Can someone explain this (straight from the docs- emphasis mine):

math.ceil(x) Return the ceiling of x as a float, the smallest integer value greater than or equal to x.

math.floor(x) Return the floor of x as a float, the largest integer value less than or equal to x.

Why would .ceil and .floor return floats when they are by definition supposed to calculate integers?


EDIT:

Well this got some very good arguments as to why they should return floats, and I was just getting used to the idea, when @jcollado pointed out that they in fact do return ints in Python 3...


Solution 1:

As pointed out by other answers, in python they return floats probably because of historical reasons to prevent overflow problems. However, they return integers in python 3.

>>> import math
>>> type(math.floor(3.1))
<class 'int'>
>>> type(math.ceil(3.1))
<class 'int'>

You can find more information in PEP 3141.

Solution 2:

The range of floating point numbers usually exceeds the range of integers. By returning a floating point value, the functions can return a sensible value for input values that lie outside the representable range of integers.

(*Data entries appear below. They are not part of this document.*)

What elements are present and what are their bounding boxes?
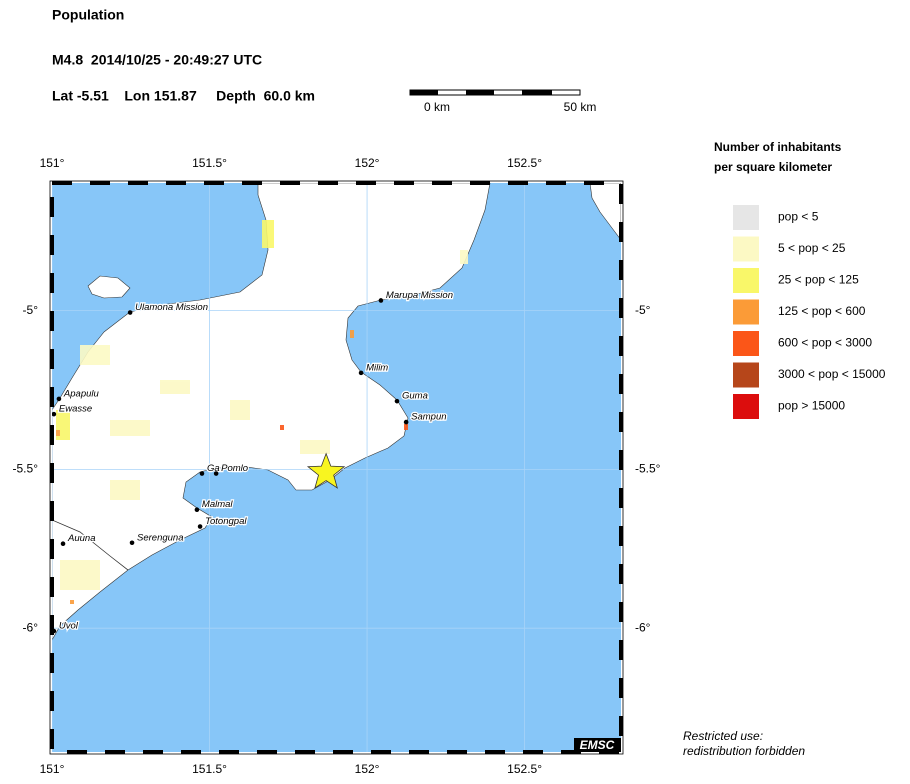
legend-swatch: [733, 268, 759, 293]
legend-swatch: [733, 394, 759, 419]
city-label: Milim: [366, 362, 388, 373]
legend-swatch: [733, 205, 759, 230]
city-label: Guma: [402, 391, 428, 402]
frame-outline: [49, 180, 624, 755]
y-tick-label: -5°: [635, 303, 651, 317]
city-marker: [56, 396, 62, 402]
y-tick-label: -6°: [635, 620, 651, 634]
legend-label: 125 < pop < 600: [778, 304, 866, 318]
city-label: Uvol: [59, 621, 79, 632]
legend-label: pop < 5: [778, 210, 819, 224]
x-tick-label: 151.5°: [192, 156, 227, 170]
city-marker: [394, 398, 400, 404]
y-tick-label: -5°: [23, 303, 39, 317]
legend-label: 25 < pop < 125: [778, 273, 859, 287]
city-label: Marupa Mission: [386, 290, 453, 301]
city-marker: [52, 411, 57, 417]
land: [589, 183, 621, 241]
border: [52, 519, 129, 571]
x-tick-label: 152.5°: [507, 762, 542, 776]
x-tick-label: 152.5°: [507, 156, 542, 170]
city-marker: [358, 370, 364, 376]
epicenter-star: [306, 452, 346, 489]
city-marker: [197, 524, 203, 529]
city-label: Serenguna: [137, 532, 183, 543]
city-label: Totongpal: [205, 516, 247, 527]
legend-label: 5 < pop < 25: [778, 241, 846, 255]
city-label: Apapulu: [63, 388, 100, 399]
legend: pop < 5 5 < pop < 25 25 < pop < 125 125 < p…: [733, 205, 886, 419]
scale-bar: [409, 89, 581, 96]
location-info: Lat -5.51 Lon 151.87 Depth 60.0 km: [52, 88, 315, 104]
map-area: Ulamona Mission Marupa Mission Milim Guma Sa…: [52, 183, 621, 752]
legend-swatch: [733, 299, 759, 325]
graticule: [52, 183, 621, 752]
city-marker: [129, 540, 135, 546]
legend-swatch: [733, 236, 759, 262]
y-tick-label: -5.5°: [635, 462, 661, 476]
city-label: Ulamona Mission: [135, 302, 208, 313]
city-marker: [199, 471, 205, 476]
event-info: M4.8 2014/10/25 - 20:49:27 UTC: [52, 52, 262, 68]
legend-label: pop > 15000: [778, 399, 845, 413]
legend-label: 3000 < pop < 15000: [778, 367, 886, 381]
y-tick-label: -5.5°: [13, 462, 39, 476]
credit-box: [574, 738, 621, 752]
x-tick-label: 152°: [355, 762, 380, 776]
legend-title: per square kilometer: [714, 160, 832, 174]
legend-title: Number of inhabitants: [714, 140, 842, 154]
legend-label: 600 < pop < 3000: [778, 336, 872, 350]
y-tick-label: -6°: [23, 620, 39, 634]
city-label: Pomlo: [221, 463, 248, 474]
frame-border: [50, 181, 623, 754]
city-marker: [378, 298, 384, 303]
city-label: Auuna: [67, 533, 95, 544]
epicenter-layer: [306, 452, 346, 489]
city-label: Malmal: [202, 499, 234, 510]
x-tick-label: 151°: [40, 156, 65, 170]
legend-swatch: [733, 331, 759, 356]
city-marker: [213, 471, 219, 476]
scale-start: 0 km: [424, 100, 450, 114]
city-label: Sampun: [411, 412, 446, 423]
footer-note: redistribution forbidden: [683, 744, 805, 758]
footer-note: Restricted use:: [683, 729, 763, 743]
axis-ticks: 151° 151° 151.5° 151.5° 152° 152° 152.5° 152.5°…: [13, 156, 661, 776]
x-tick-label: 151°: [40, 762, 65, 776]
city-marker: [127, 310, 133, 315]
land: [87, 275, 131, 299]
cities: Ulamona Mission Marupa Mission Milim Guma Sa…: [52, 289, 454, 634]
x-tick-label: 151.5°: [192, 762, 227, 776]
city-marker: [194, 507, 200, 513]
scale-end: 50 km: [564, 100, 597, 114]
title: Population: [52, 7, 124, 23]
city-marker: [60, 541, 66, 547]
x-tick-label: 152°: [355, 156, 380, 170]
land: [52, 183, 491, 641]
city-marker: [403, 419, 409, 425]
city-label: Ewasse: [59, 404, 92, 415]
credit: EMSC: [580, 738, 615, 752]
legend-swatch: [733, 362, 759, 388]
population-patches: [56, 220, 468, 604]
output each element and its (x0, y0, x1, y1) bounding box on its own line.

Consider: If floor() returned an integer, what should floor(1.0e30) return?

Now, while Python's integers are now arbitrary precision, it wasn't always this way. The standard library functions are thin wrappers around the equivalent C library functions.

Solution 3:

Because python's math library is a thin wrapper around the C math library which returns floats.

Solution 4:

The source of your confusion is evident in your comment:

The whole point of ceil/floor operations is to convert floats to integers!

The point of the ceil and floor operations is to round floating-point data to integral values. Not to do a type conversion. Users who need to get integer values can do an explicit conversion following the operation.

Note that it would not be possible to implement a round to integral value as trivially if all you had available were a ceil or float operation that returned an integer. You would need to first check that the input is within the representable integer range, then call the function; you would need to handle NaN and infinities in a separate code path.

Additionally, you must have versions of ceil and floor which return floating-point numbers if you want to conform to IEEE 754.

Solution 5:

Before Python 2.4, an integer couldn't hold the full range of truncated real numbers.